In addition to having an ordinal position, all windows have a priority, which is 0 by default. A window's priority can be changed in order to allow it to override the normal z-order determined by ordinal position. Although this can be done for any type of window, in practice it is generally only window groups that have their priorities changed, and this is normally carried out by special applications such as the shell.
Variant : Both (ScreenPlay and non-ScreenPlay). Target audience : Application developers.
The ordinal position of a window only applies within the set of windows that have the same priority as that window. If a window group is given a priority higher than other window groups, it is positioned in front of all windows of lower priority, regardless of their ordinal positions. If a window group is given a priority of 1, for example, and all other window groups have a priority of 0, it is moved to the foreground and all other window are prevented from overlapping it or from getting the keyboard focus (unless it has disabled receipt of keyboard focus).

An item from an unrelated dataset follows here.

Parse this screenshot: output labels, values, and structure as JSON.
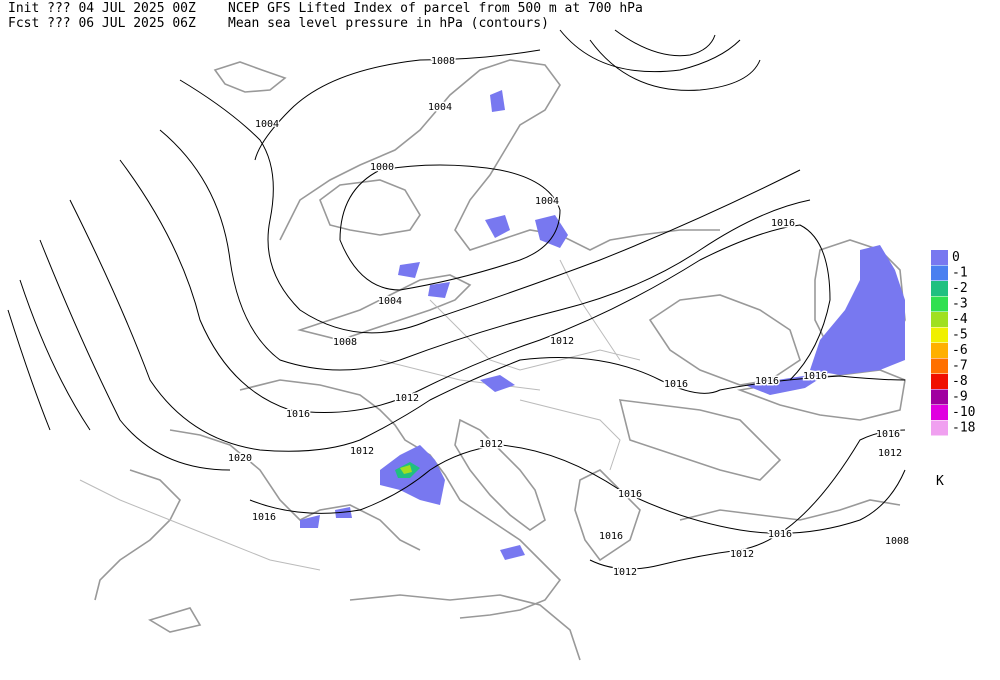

Similarly, if a window group is given a priority of –1, and all other window groups have a priority of 0, it does not get keyboard focus or move to the front of any other window group, whatever its ordinal position is set to. Such a setting might, for example, be used for a background "wallpaper" application.
The full ordinal position of a window group is its ordinal position, taking into account window groups of other priorities. For example, if window group A has priority 0 and ordinal position 0, but window group B has a priority of 1, then window group A’s full ordinal position is 1, not 0.
Full ordinal position is usually only meaningful for window groups, although it also exists for other windows. Other windows are typically not given different priorities. Consequently their ordinal positions and full ordinal positions are usually the same.